Menüde istilacılar var
Douglas McMaster, Şef ve Silo’nun sahibi
Yalnızca lokal olarak üretilen sebze ve meyveleri satın almak üzerine kurulan bir hareket locavorism. Douglas McMaster da kurucularından biri. 2014 yılında İngiltere’nin Brighton şehrinde açtığı restoranı Silo’da tabaklar geri dönüştürülmüş plastik torbalardan, masalar ise endüstriyel yer karolarından oluşuyor. Yeni malzemeler yetiştirmek için atık yiyecekleri kompostlayarak kullanan McMaster, restoranında yemekleri de bu düsturlarla pişiriyor. Silo’yu ön plana çıkaran özellikler sıfır atık ve locavorism ile sınırlı kalmıyor; McMaster tüm sınırları zorluyor. Örneğin, denizanası ya da istilacı bir tür olan gri sincabı menüsüne ekliyor ve kendince doğanın dengesini korumaya çalışıyor. Üstelik haftanın yalnızca beş günü açık olan bu restoranda menüler hızla tükeniyormuş.
BUNLAR DA İLGİNİZİ ÇEKEBİLİR
Karbon emen deniz yosunu
Sam Elsom, Sea Forest CEO’su
Elektrik üretiminden sonra sera gazı emisyonlarının ikinci en büyük sebebi, geviş getiren hayvanlar tarafından salınan metan miktarı. Bu, deniz yosunu uzmanı Sam Elsom’un oyunun kurallarını değiştirmeyi planlayan şirketi Sea Forest ile çözmeyi amaçladığı bir sorun. 2018 yılında Tazmanya’da kurulan şirket Avustralya sularına özgü yenilebilir bir kırmızı alg türü olan asparagopsis’i yetiştiriyor. Elsom’un şirketi hayvancılık ve süt endüstrilerinden kaynaklanan emisyonları azaltmaya adanmış ilk deniz yosunu çiftliği. Peki bu ne işe yarıyor? Asparagopsis’in özelliği karbon emiyor olması. Metan emisyonlarının yüzde 98’ini ortadan kaldırabiliyor. Dahası yeni deniz habitatlarının yaratılmasına ve bu sayede sudaki fazla karbondioksit asidinin de azalmasını sağlıyor.
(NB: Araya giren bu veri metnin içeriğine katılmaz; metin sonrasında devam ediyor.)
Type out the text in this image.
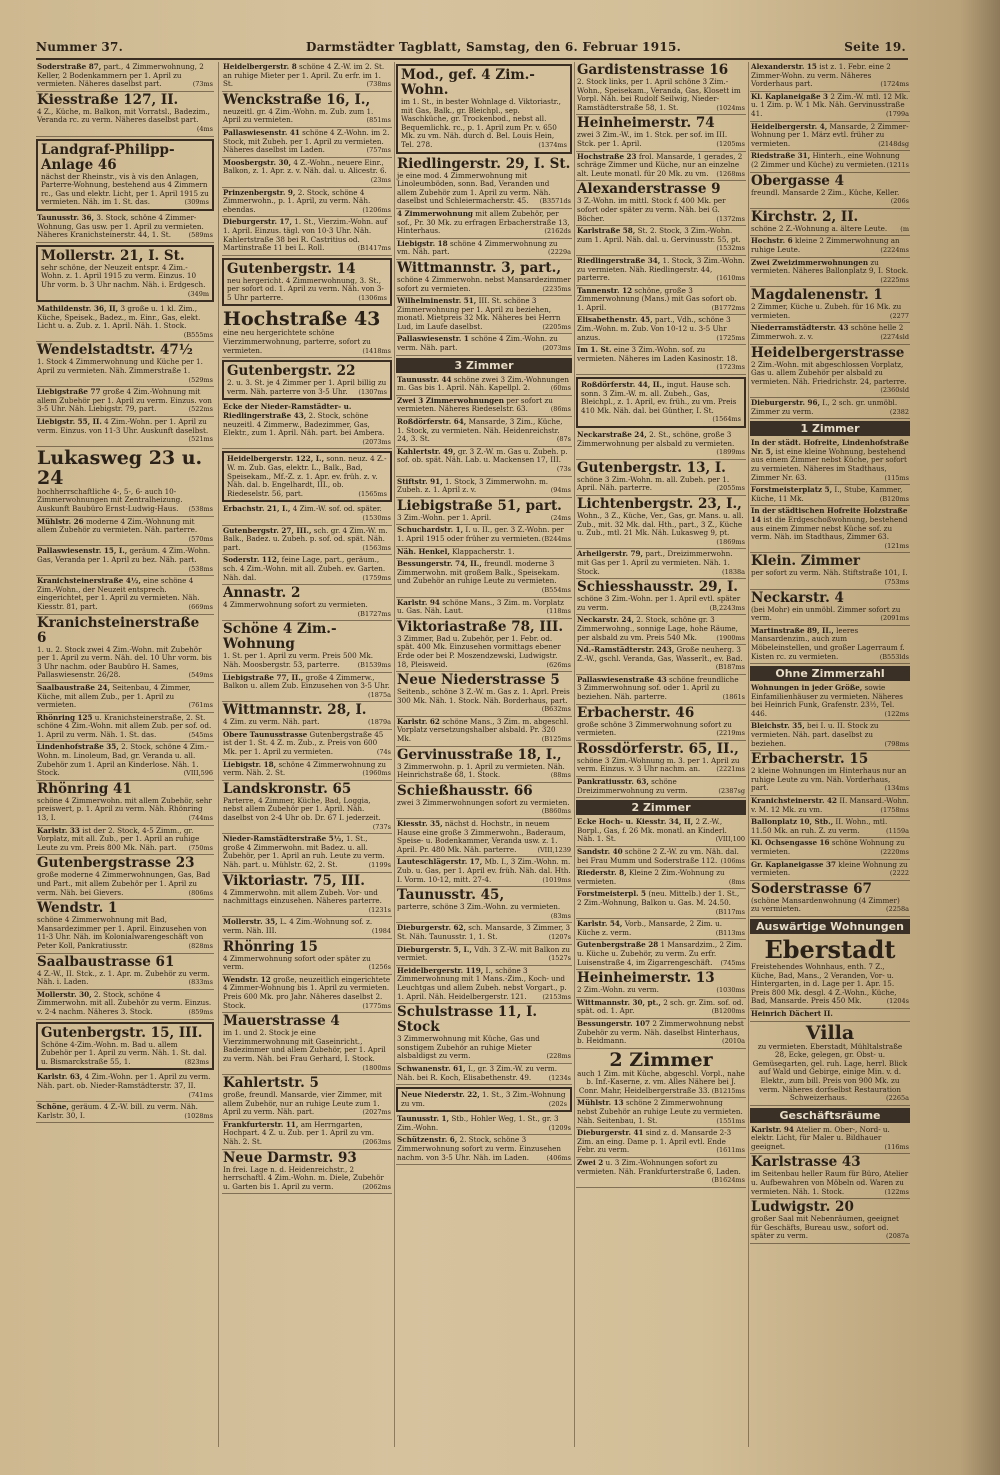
Nummer 37.	Darmstädter Tagblatt, Samstag, den 6. Februar 1915.	Seite 19.
Soderstraße 87, part., 4 Zimmerwohnung, 2 Keller, 2 Bodenkammern per 1. April zu vermieten. Näheres daselbst part.	(73ms
Kiesstraße 127, II.
4 Z., Küche, m. Balkon, mit Vorratsl., Badezim., Veranda rc. zu verm. Näheres daselbst part.
(4ms
Landgraf-Philipp-Anlage 46
nächst der Rheinstr., vis à vis den Anlagen, Parterre-Wohnung, bestehend aus 4 Zimmern rc., Gas und elektr. Licht, per 1. April 1915 zu vermieten. Näh. im 1. St. das.	(309ms
Taunusstr. 36, 3. Stock, schöne 4 Zimmer-Wohnung, Gas usw. per 1. April zu vermieten. Näheres Kranichsteinerstr. 44, 1. St.	(589ms
Mollerstr. 21, I. St.
sehr schöne, der Neuzeit entspr. 4 Zim.-Wohn. z. 1. April 1915 zu verm. Einzus. 10 Uhr vorm. b. 3 Uhr nachm. Näh. i. Erdgesch.
(349m
Mathildenstr. 36, II, 3 große u. 1 kl. Zim., Küche, Speisek., Badez., m. Einr., Gas, elekt. Licht u. a. Zub. z. 1. April. Näh. 1. Stock.
(B555ms
Wendelstadtstr. 47½
1. Stock 4 Zimmerwohnung und Küche per 1. April zu vermieten. Näh. Zimmerstraße 1.
(529ms
Liebigstraße 77 große 4 Zim.-Wohnung mit allem Zubehör per 1. April zu verm. Einzus. von 3-5 Uhr. Näh. Liebigstr. 79, part.	(522ms
Liebigstr. 55, II. 4 Zim.-Wohn. per 1. April zu verm. Einzus. von 11-3 Uhr. Auskunft daselbst.
(521ms
Lukasweg 23 u. 24
hochherrschaftliche 4-, 5-, 6- auch 10-Zimmerwohnungen mit Zentralheizung. Auskunft Baubüro Ernst-Ludwig-Haus. (538ms
Mühlstr. 26 moderne 4 Zim.-Wohnung mit allem Zubehör zu vermieten. Näh. parterre.
(570ms
Pallaswiesenstr. 15, I., geräum. 4 Zim.-Wohn. Gas, Veranda per 1. April zu bez. Näh. part.
(538ms
Kranichsteinerstraße 4½, eine schöne 4 Zim.-Wohn., der Neuzeit entsprech. eingerichtet, per 1. April zu vermieten. Näh. Kiesstr. 81, part.	(669ms
Kranichsteinerstraße 6
1. u. 2. Stock zwei 4 Zim.-Wohn. mit Zubehör per 1. April zu verm. Näh. del. 10 Uhr vorm. bis 3 Uhr nachm. oder Baubüro H. Sames, Pallaswiesenstr. 26/28.	(549ms
Saalbaustraße 24, Seitenbau, 4 Zimmer, Küche, mit allem Zub., per 1. April zu vermieten.	(761ms
Rhönring 125 u. Kranichsteinerstraße, 2. St. schöne 4 Zim.-Wohn. mit allem Zub. per sof. od. 1. April zu verm. Näh. 1. St. das.	(545ms
Lindenhofstraße 35, 2. Stock, schöne 4 Zim.-Wohn. m. Linoleum, Bad, gr. Veranda u. all. Zubehör zum 1. April an Kinderlose. Näh. 1. Stock.	(VIII,596
Rhönring 41
schöne 4 Zimmerwohn. mit allem Zubehör, sehr preiswert, p. 1. April zu verm. Näh. Rhönring 13, I.	(744ms
Karlstr. 33 ist der 2. Stock, 4-5 Zimm., gr. Vorplatz, mit all. Zub., per 1. April an ruhige Leute zu vm. Preis 800 Mk. Näh. part. (750ms
Gutenbergstrasse 23
große moderne 4 Zimmerwohnungen, Gas, Bad und Part., mit allem Zubehör per 1. April zu verm. Näh. bei Gievers.	(806ms
Wendstr. 1
schöne 4 Zimmerwohnung mit Bad, Mansardezimmer per 1. April. Einzusehen von 11-3 Uhr. Näh. im Kolonialwarengeschäft von Peter Koll, Pankratiusstr.	(828ms
Saalbaustrasse 61
4 Z.-W., II. Stck., z. 1. Apr. m. Zubehör zu verm. Näh. i. Laden.	(833ms
Mollerstr. 30, 2. Stock, schöne 4 Zimmerwohn. mit all. Zubehör zu verm. Einzus. v. 2-4 nachm. Näheres 3. Stock.	(859ms
Gutenbergstr. 15, III.
Schöne 4-Zim.-Wohn. m. Bad u. allem Zubehör per 1. April zu verm. Näh. 1. St. dal. u. Bismarckstraße 55, 1.	(823ms
Karlstr. 63, 4 Zim.-Wohn. per 1. April zu verm. Näh. part. ob. Nieder-Ramstädterstr. 37, II.
(741ms
Schöne, geräum. 4 Z.-W. bill. zu verm. Näh. Karlstr. 30, I.	(1028ms
Heidelbergerstr. 8 schöne 4 Z.-W. im 2. St. an ruhige Mieter per 1. April. Zu erfr. im 1. St.	(738ms
Wenckstraße 16, I.,
neuzeitl. gr. 4 Zim.-Wohn. m. Zub. zum 1. April zu vermieten.	(851ms
Pallaswiesenstr. 41 schöne 4 Z.-Wohn. im 2. Stock, mit Zubeh. per 1. April zu vermieten. Näheres daselbst im Laden.	(757ms
Moosbergstr. 30, 4 Z.-Wohn., neuere Einr., Balkon, z. 1. Apr. z. v. Näh. dal. u. Alicestr. 6.
(23ms
Prinzenbergstr. 9, 2. Stock, schöne 4 Zimmerwohn., p. 1. April, zu verm. Näh. ebendas.	(1206ms
Dieburgerstr. 17, 1. St., Vierzim.-Wohn. auf 1. April. Einzus. tägl. von 10-3 Uhr. Näh. Kahlertstraße 38 bei R. Castritius od. Martinstraße 11 bei L. Roll.	(B1417ms
Gutenbergstr. 14
neu hergericht. 4 Zimmerwohnung, 3. St., per sofort od. 1. April zu verm. Näh. von 3-5 Uhr parterre.	(1306ms
Hochstraße 43
eine neu hergerichtete schöne Vierzimmerwohnung, parterre, sofort zu vermieten.	(1418ms
Gutenbergstr. 22
2. u. 3. St. je 4 Zimmer per 1. April billig zu verm. Näh. parterre von 3-5 Uhr. (1307ms
Ecke der Nieder-Ramstädter- u. Riedlingerstraße 43, 2. Stock, schöne neuzeitl. 4 Zimmerw., Badezimmer, Gas, Elektr., zum 1. April. Näh. part. bei Ambera.
(2073ms
Heidelbergerstr. 122, I., sonn. neuz. 4 Z.-W. m. Zub. Gas, elektr. L., Balk., Bad, Speisekam., Mf.-Z. z. 1. Apr. ev. früh. z. v. Näh. dal. b. Engelhardt, III., ob. Riedeselstr. 56, part.	(1565ms
Erbachstr. 21, I., 4 Zim.-W. sof. od. später.
(1530ms
Gutenbergstr. 27, III., sch. gr. 4 Zim.-W. m. Balk., Badez. u. Zubeh. p. sof. od. spät. Näh. part.	(1563ms
Soderstr. 112, feine Lage, part., geräum., sch. 4 Zim.-Wohn. mit all. Zubeh. ev. Garten. Näh. dal.	(1759ms
Annastr. 2
4 Zimmerwohnung sofort zu vermieten.
(B1727ms
Schöne 4 Zim.-Wohnung
1. St. per 1. April zu verm. Preis 500 Mk. Näh. Moosbergstr. 53, parterre.	(B1539ms
Liebigstraße 77, II., große 4 Zimmerw., Balkon u. allem Zub. Einzusehen von 3-5 Uhr.
(1875a
Wittmannstr. 28, I.
4 Zim. zu verm. Näh. part.	(1879a
Obere Taunusstrasse Gutenbergstraße 45 ist der 1. St. 4 Z. m. Zub., z. Preis von 600 Mk. per 1. April zu vermieten.	(74s
Liebigstr. 18, schöne 4 Zimmerwohnung zu verm. Näh. 2. St.	(1960ms
Landskronstr. 65
Parterre, 4 Zimmer, Küche, Bad, Loggia, nebst allem Zubehör per 1. April. Näh. daselbst von 2-4 Uhr ob. Dr. 67 I. jederzeit.
(737s
Nieder-Ramstädterstraße 5½, 1. St., große 4 Zimmerwohn. mit Badez. u. all. Zubehör, per 1. April an ruh. Leute zu verm. Näh. part. u. Mühlstr. 62, 2. St.	(1199s
Viktoriastr. 75, III.
4 Zimmerwohn. mit allem Zubeh. Vor- und nachmittags einzusehen. Näheres parterre.
(1231s
Mollerstr. 35, L. 4 Zim.-Wohnung sof. z. verm. Näh. III.	(1984
Rhönring 15
4 Zimmerwohnung sofort oder später zu verm.	(1256s
Wendstr. 12 große, neuzeitlich eingerichtete 4 Zimmer-Wohnung bis 1. April zu vermieten. Preis 600 Mk. pro Jahr. Näheres daselbst 2. Stock.	(1775ms
Mauerstrasse 4
im 1. und 2. Stock je eine Vierzimmerwohnung mit Gaseinricht., Badezimmer und allem Zubehör, per 1. April zu verm. Näh. bei Frau Gerhard, I. Stock.
(1800ms
Kahlertstr. 5
große, freundl. Mansarde, vier Zimmer, mit allem Zubehör, nur an ruhige Leute zum 1. April zu verm. Näh. part.	(2027ms
Frankfurterstr. 11, am Herrngarten, Hochpart. 4 Z. u. Zub. per 1. April zu vm. Näh. 2. St.	(2063ms
Neue Darmstr. 93
In frei. Lage n. d. Heidenreichstr., 2 herrschaftl. 4 Zim.-Wohn. m. Diele, Zubehör u. Garten bis 1. April zu verm.	(2062ms
Mod., gef. 4 Zim.-Wohn.
im 1. St., in bester Wohnlage d. Viktoriastr., mit Gas, Balk., gr. Bleichpl., sep. Waschküche, gr. Trockenbod., nebst all. Bequemlichk. rc., p. 1. April zum Pr. v. 650 Mk. zu vm. Näh. durch d. Bel. Louis Hein, Tel. 278.	(1374ms
Riedlingerstr. 29, I. St.
je eine mod. 4 Zimmerwohnung mit Linoleumböden, sonn. Bad, Veranden und allem Zubehör zum 1. April zu verm. Näh. daselbst und Schleiermacherstr. 45. (B3571ds
4 Zimmerwohnung mit allem Zubehör, per sof., Pr. 30 Mk. zu erfragen Erbacherstraße 13, Hinterhaus.	(2162ds
Liebigstr. 18 schöne 4 Zimmerwohnung zu vm. Näh. part.	(2229a
Wittmannstr. 3, part.,
schöne 4 Zimmerwohn. nebst Mansardezimmer sofort zu vermieten.	(2235ms
Wilhelminenstr. 51, III. St. schöne 3 Zimmerwohnung per 1. April zu beziehen, monatl. Mietpreis 32 Mk. Näheres bei Herrn Lud, im Laufe daselbst.	(2205ms
Pallaswiesenstr. 1 schöne 4 Zim.-Wohn. zu verm. Näh. part.	(2073ms
3 Zimmer
Taunusstr. 44 schöne zwei 3 Zim.-Wohnungen m. Gas bis 1. April. Näh. Kapellpl. 2.	(60ms
Zwei 3 Zimmerwohnungen per sofort zu vermieten. Näheres Riedeselstr. 63.	(86ms
Roßdörferstr. 64, Mansarde, 3 Zim., Küche, 1. Stock, zu vermieten. Näh. Heidenreichstr. 24, 3. St.	(87s
Kahlertstr. 49, gr. 3 Z.-W. m. Gas u. Zubeh. p. sof. ob. spät. Näh. Lab. u. Mackensen 17, III.
(73s
Stiftstr. 91, 1. Stock, 3 Zimmerwohn. m. Zubeh. z. 1. April z. v.	(94ms
Liebigstraße 51, part.
3 Zim.-Wohn. per 1. April.	(24ms
Schuchardstr. 1, I. u. II., ger. 3 Z.-Wohn. per 1. April 1915 oder früher zu vermieten. (B244ms
Näh. Henkel, Klappacherstr. 1.
Bessungerstr. 74, II., freundl. moderne 3 Zimmerwohn. mit großem Balk., Speisekam. und Zubehör an ruhige Leute zu vermieten.
(B554ms
Karlstr. 94 schöne Mans., 3 Zim. m. Vorplatz u. Gas. Näh. Laut.	(118ms
Viktoriastraße 78, III.
3 Zimmer, Bad u. Zubehör, per 1. Febr. od. spät. 400 Mk. Einzusehen vormittags ebener Erde oder bei P. Moszendzewski, Ludwigstr. 18, Pleisweid.	(626ms
Neue Niederstrasse 5
Seitenb., schöne 3 Z.-W. m. Gas z. 1. Aprl. Preis 300 Mk. Näh. 1. Stock. Näh. Borderhaus, part.
(B632ms
Karlstr. 62 schöne Mans., 3 Zim. m. abgeschl. Vorplatz versetzungshalber alsbald. Pr. 320 Mk.	(B125ms
Gervinusstraße 18, I.,
3 Zimmerwohn. p. 1. April zu vermieten. Näh. Heinrichstraße 68, 1. Stock.	(88ms
Schießhausstr. 66
zwei 3 Zimmerwohnungen sofort zu vermieten.
(B860ms
Kiesstr. 35, nächst d. Hochstr., in neuem Hause eine große 3 Zimmerwohn., Baderaum, Speise- u. Bodenkammer, Veranda usw. z. 1. April. Pr. 480 Mk. Näh. parterre.	(VIII,1239
Lauteschlägerstr. 17, Mb. I., 3 Zim.-Wohn. m. Zub. u. Gas, per 1. April ev. früh. Näh. dal. Hth. I. Vorm. 10-12, mitt. 27-4.	(1019ms
Taunusstr. 45,
parterre, schöne 3 Zim.-Wohn. zu vermieten.
(83ms
Dieburgerstr. 62, sch. Mansarde, 3 Zimmer, 3 St. Näh. Taunusstr. 1, 1. St.	(1207s
Dieburgerstr. 5, I., Vdh. 3 Z.-W. mit Balkon zu vermiet.	(1527s
Heidelbergerstr. 119, I., schöne 3 Zimmerwohnung mit 1 Mans.-Zim., Koch- und Leuchtgas und allem Zubeh. nebst Vorgart., p. 1. April. Näh. Heidelbergerstr. 121. (2153ms
Schulstrasse 11, I. Stock
3 Zimmerwohnung mit Küche, Gas und sonstigem Zubehör an ruhige Mieter alsbaldigst zu verm.	(228ms
Schwanenstr. 61, I., gr. 3 Zim.-W. zu verm. Näh. bei R. Koch, Elisabethenstr. 49.	(1234s
Neue Niederstr. 22, 1. St., 3 Zim.-Wohnung zu vm.	(202s
Taunusstr. 1, Stb., Hohler Weg, 1. St., gr. 3 Zim.-Wohn.	(1209s
Schützenstr. 6, 2. Stock, schöne 3 Zimmerwohnung sofort zu verm. Einzusehen nachm. von 3-5 Uhr. Näh. im Laden.	(406ms
Gardistenstrasse 16
2. Stock links, per 1. April schöne 3 Zim.-Wohn., Speisekam., Veranda, Gas, Klosett im Vorpl. Näh. bei Rudolf Seilwig, Nieder-Ramstädterstraße 58, 1. St.	(1024ms
Heinheimerstr. 74
zwei 3 Zim.-W., im 1. Stck. per sof. im III. Stck. per 1. April.	(1205ms
Hochstraße 23 frol. Mansarde, 1 gerades, 2 schräge Zimmer und Küche, nur an einzelne alt. Leute monatl. für 20 Mk. zu vm. (1268ms
Alexanderstrasse 9
3 Z.-Wohn. im mittl. Stock f. 400 Mk. per sofort oder später zu verm. Näh. bei G. Böcher.	(1372ms
Karlstraße 58, St. 2. Stock, 3 Zim.-Wohn. zum 1. April. Näh. dal. u. Gervinusstr. 55, pt.
(1532ms
Riedlingerstraße 34, 1. Stock, 3 Zim.-Wohn. zu vermieten. Näh. Riedlingerstr. 44, parterre.	(1610ms
Tannenstr. 12 schöne, große 3 Zimmerwohnung (Mans.) mit Gas sofort ob. 1. April.	(B1772ms
Elisabethenstr. 45, part., Vdh., schöne 3 Zim.-Wohn. m. Zub. Von 10-12 u. 3-5 Uhr anzus.	(1725ms
Im 1. St. eine 3 Zim.-Wohn. sof. zu vermieten. Näheres im Laden Kasinostr. 18.
(1723ms
Roßdörferstr. 44, II., ingut. Hause sch. sonn. 3 Zim.-W. m. all. Zubeh., Gas, Bleichpl., z. 1. April, ev. früh., zu vm. Preis 410 Mk. Näh. dal. bei Günther, I. St.
(1564ms
Neckarstraße 24, 2. St., schöne, große 3 Zimmerwohnung per alsbald zu vermieten.
(1899ms
Gutenbergstr. 13, I.
schöne 3 Zim.-Wohn. m. all. Zubeh. per 1. April. Näh. parterre.	(2055ms
Lichtenbergstr. 23, I.,
Wohn., 3 Z., Küche, Ver., Gas, gr. Mans. u. all. Zub., mit. 32 Mk. dal. Hth., part., 3 Z., Küche u. Zub., mtl. 21 Mk. Näh. Lukasweg 9, pt.
(1869ms
Arheilgerstr. 79, part., Dreizimmerwohn. mit Gas per 1. April zu vermieten. Näh. 1. Stock.	(1838a
Schiesshausstr. 29, I.
schöne 3 Zim.-Wohn. per 1. April evtl. später zu verm.	(B,2243ms
Neckarstr. 24, 2. Stock, schöne gr. 3 Zimmerwohng., sonnige Lage, hohe Räume, per alsbald zu vm. Preis 540 Mk.	(1900ms
Nd.-Ramstädterstr. 243, Große neuherg. 3 Z.-W., gschl. Veranda, Gas, Wasserlt., ev. Bad.
(B187ms
Pallaswiesenstraße 43 schöne freundliche 3 Zimmerwohnung sof. oder 1. April zu beziehen. Näh. parterre.	(1861s
Erbacherstr. 46
große schöne 3 Zimmerwohnung sofort zu vermieten.	(2219ms
Rossdörferstr. 65, II.,
schöne 3 Zim.-Wohnung m. 3. per 1. April zu verm. Einzus. v. 3 Uhr nachm. an. (2221ms
Pankratiusstr. 63, schöne Dreizimmerwohnung zu verm.	(2387sg
2 Zimmer
Ecke Hoch- u. Kiesstr. 34, II, 2 Z.-W., Borpl., Gas, f. 26 Mk. monatl. an Kinderl. Näh. 1. St.	(VIII,100
Sandstr. 40 schöne 2 Z.-W. zu vm. Näh. dal. bei Frau Mumm und Soderstraße 112. (106ms
Riederstr. 8, Kleine 2 Zim.-Wohnung zu vermieten.	(8ms
Forstmeisterpl. 5 (neu. Mittelb.) der 1. St., 2 Zim.-Wohnung, Balkon u. Gas. M. 24.50.
(B117ms
Karlstr. 54, Vorb., Mansarde, 2 Zim. u. Küche z. verm.	(B113ms
Gutenbergstraße 28 1 Mansardzim., 2 Zim. u. Küche u. Zubehör, zu verm. Zu erfr. Luisenstraße 4, im Zigarrengeschäft. (745ms
Heinheimerstr. 13
2 Zim.-Wohn. zu verm.	(1030ms
Wittmannstr. 30, pt., 2 sch. gr. Zim. sof. od. spät. od. 1. Apr.	(B1200ms
Bessungerstr. 107 2 Zimmerwohnung nebst Zubehör zu verm. Näh. daselbst Hinterhaus, b. Heidmann.	(2010a
2 Zimmer
auch 1 Zim. mit Küche, abgeschl. Vorpl., nahe b. Inf.-Kaserne, z. vm. Alles Nähere bei J. Conr. Mahr, Heidelbergerstraße 33. (B1215ms
Mühlstr. 13 schöne 2 Zimmerwohnung nebst Zubehör an ruhige Leute zu vermieten. Näh. Seitenbau, 1. St.	(1551ms
Dieburgerstr. 41 sind z. d. Mansarde 2-3 Zim. an eing. Dame p. 1. April evtl. Ende Febr. zu verm.	(1611ms
Zwei 2 u. 3 Zim.-Wohnungen sofort zu vermieten. Näh. Frankfurterstraße 6, Laden.
(B1624ms
Alexanderstr. 15 ist z. 1. Febr. eine 2 Zimmer-Wohn. zu verm. Näheres Vorderhaus part.	(1724ms
Kl. Kaplaneigaße 3 2 Zim.-W. mtl. 12 Mk. u. 1 Zim. p. W. 1 Mk. Näh. Gervinusstraße 41.	(1799a
Heidelbergerstr. 4, Mansarde, 2 Zimmer-Wohnung per 1. März evtl. früher zu vermieten.	(2148dsg
Riedstraße 31, Hinterh., eine Wohnung (2 Zimmer und Küche) zu vermieten. (1211s
Obergasse 4
freundl. Mansarde 2 Zim., Küche, Keller.
(206s
Kirchstr. 2, II.
schöne 2 Z.-Wohnung a. ältere Leute. (m
Hochstr. 6 kleine 2 Zimmerwohnung an ruhige Leute.	(2224ms
Zwei Zweizimmerwohnungen zu vermieten. Näheres Ballonplatz 9, I. Stock.
(2225ms
Magdalenenstr. 1
2 Zimmer, Küche u. Zubeh. für 16 Mk. zu vermieten.	(2277
Niederramstädterstr. 43 schöne helle 2 Zimmerwoh. z. v.	(2274sld
Heidelbergerstrasse
2 Zim.-Wohn. mit abgeschlossen Vorplatz, Gas u. allem Zubehör per alsbald zu vermieten. Näh. Friedrichstr. 24, parterre.
(2360sld
Dieburgerstr. 96, I., 2 sch. gr. unmöbl. Zimmer zu verm.	(2382
1 Zimmer
In der städt. Hofreite, Lindenhofstraße Nr. 5, ist eine kleine Wohnung, bestehend aus einem Zimmer nebst Küche, per sofort zu vermieten. Näheres im Stadthaus, Zimmer Nr. 63.	(115ms
Forstmeisterplatz 5, I., Stube, Kammer, Küche, 11 Mk.	(B120ms
In der städtischen Hofreite Holzstraße 14 ist die Erdgeschoßwohnung, bestehend aus einem Zimmer nebst Küche sof. zu verm. Näh. im Stadthaus, Zimmer 63.
(121ms
Klein. Zimmer
per sofort zu verm. Näh. Stiftstraße 101, I.
(753ms
Neckarstr. 4
(bei Mohr) ein unmöbl. Zimmer sofort zu verm.	(2091ms
Martinstraße 89, II., leeres Mansardenzim., auch zum Möbeleinstellen, und großer Lagerraum f. Kisten rc. zu vermieten.	(B553lds
Ohne Zimmerzahl
Wohnungen in jeder Größe, sowie Einfamilienhäuser zu vermieten. Näheres bei Heinrich Funk, Grafenstr. 23½, Tel. 446.	(122ms
Bleichstr. 35, bei I. u. II. Stock zu vermieten. Näh. part. daselbst zu beziehen.	(798ms
Erbacherstr. 15
2 kleine Wohnungen im Hinterhaus nur an ruhige Leute zu vm. Näh. Vorderhaus, part.	(134ms
Kranichsteinerstr. 42 II. Mansard.-Wohn. v. M. 12 Mk. zu vm.	(1758ms
Ballonplatz 10, Stb., II. Wohn., mtl. 11.50 Mk. an ruh. Z. zu verm.	(1159a
Kl. Ochsengasse 16 schöne Wohnung zu vermieten.	(2220ms
Gr. Kaplaneigasse 37 kleine Wohnung zu vermieten.	(2222
Soderstrasse 67
(schöne Mansardenwohnung (4 Zimmer) zu vermieten.	(2258a
Auswärtige Wohnungen
Eberstadt
Freistehendes Wohnhaus, enth. 7 Z., Küche, Bad, Mans., 2 Veranden, Vor- u. Hintergarten, in d. Lage per 1. Apr. 15. Preis 800 Mk. desgl. 4 Z.-Wohn., Küche, Bad, Mansarde. Preis 450 Mk.	(1204s
Heinrich Dächert II.
Villa
zu vermieten. Eberstadt, Mühltalstraße 28, Ecke, gelegen, gr. Obst- u. Gemüsegarten, gel. ruh. Lage, herrl. Blick auf Wald und Gebirge, einige Min. v. d. Elektr., zum bill. Preis von 900 Mk. zu verm. Näheres dorfselbst Restauration Schweizerhaus.	(2265a
Geschäftsräume
Karlstr. 94 Atelier m. Ober-, Nord- u. elektr. Licht, für Maler u. Bildhauer geeignet.	(116ms
Karlstrasse 43
im Seitenbau heller Raum für Büro, Atelier u. Aufbewahren von Möbeln od. Waren zu vermieten. Näh. 1. Stock.	(122ms
Ludwigstr. 20
großer Saal mit Nebenräumen, geeignet für Geschäfts, Bureau usw., sofort od. später zu verm.	(2087a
Böylece aynı anda hem besi hayvancılığı yüzünden salınan gazı emiyor hem de denizleri temizlemiş oluyor.
Yeni Zelanda’nın kökenleri
Monique Fiso, baş aşçı, Hiakai
Yeni Zelanda’nın Wellington şehrinde yer alan Hiakai, yerel malzemelerden oluşan bir senfoni sunuyor: Tītī kuşu, mamaku ağacı eğreltiotu, salamura pikopiko sürgünleri, karaçalı çiçekleri ve kareao sarmaşıkları… Wellington’lu şef Fiso, sadece Māori’nin eski yemek pişirme tekniklerini kullanarak ve Aotearoa’nın (Māori dilinde Yeni Zelanda) toprağını ve denizini onurlandırmakla kalmıyor, aynı zamanda mevsimlik set menülerindeki formu yeni zirvelere taşıyor. On dört yaşında sandviç yaparak başlayan şeflik hayatını New York’ta Michelin yıldızlı restoranda sürdüren Fiso, “Olağanüstü bir yemek deneyimi ile Māori ve Pasifika kültürünü doğru ve saygılı bir şekilde temsil etmek arasında denge kurmalıyız,” diyor.
Dünyanın bahçesi Afrika
Dieuveil Malonga, Afrika’da Şefler’in kurucusu
“Afrika dünyanın bahçesidir,” diyen Dieuveil Malonga, Ruanda’nın başkenti Kigali’deki Meza Malonga’nın Kongolu işletmecisi. Malonga 48’den fazla ülke gezmiş, çiftçileri ziyaret etmiş, yazılmamış tarifler toplamış. Onun derdi de tutkusu da Afrika. Kurduğu Afrika’da Şefler oluşumuyla birlikte çiftçileri müstakbel şeflerle buluşturmakla kalmıyor, aynı zamanda Afrika’nın ilk Michelin Rehberi de dahil olmak üzere küresel sahnede adil tanınmayı savunuyor.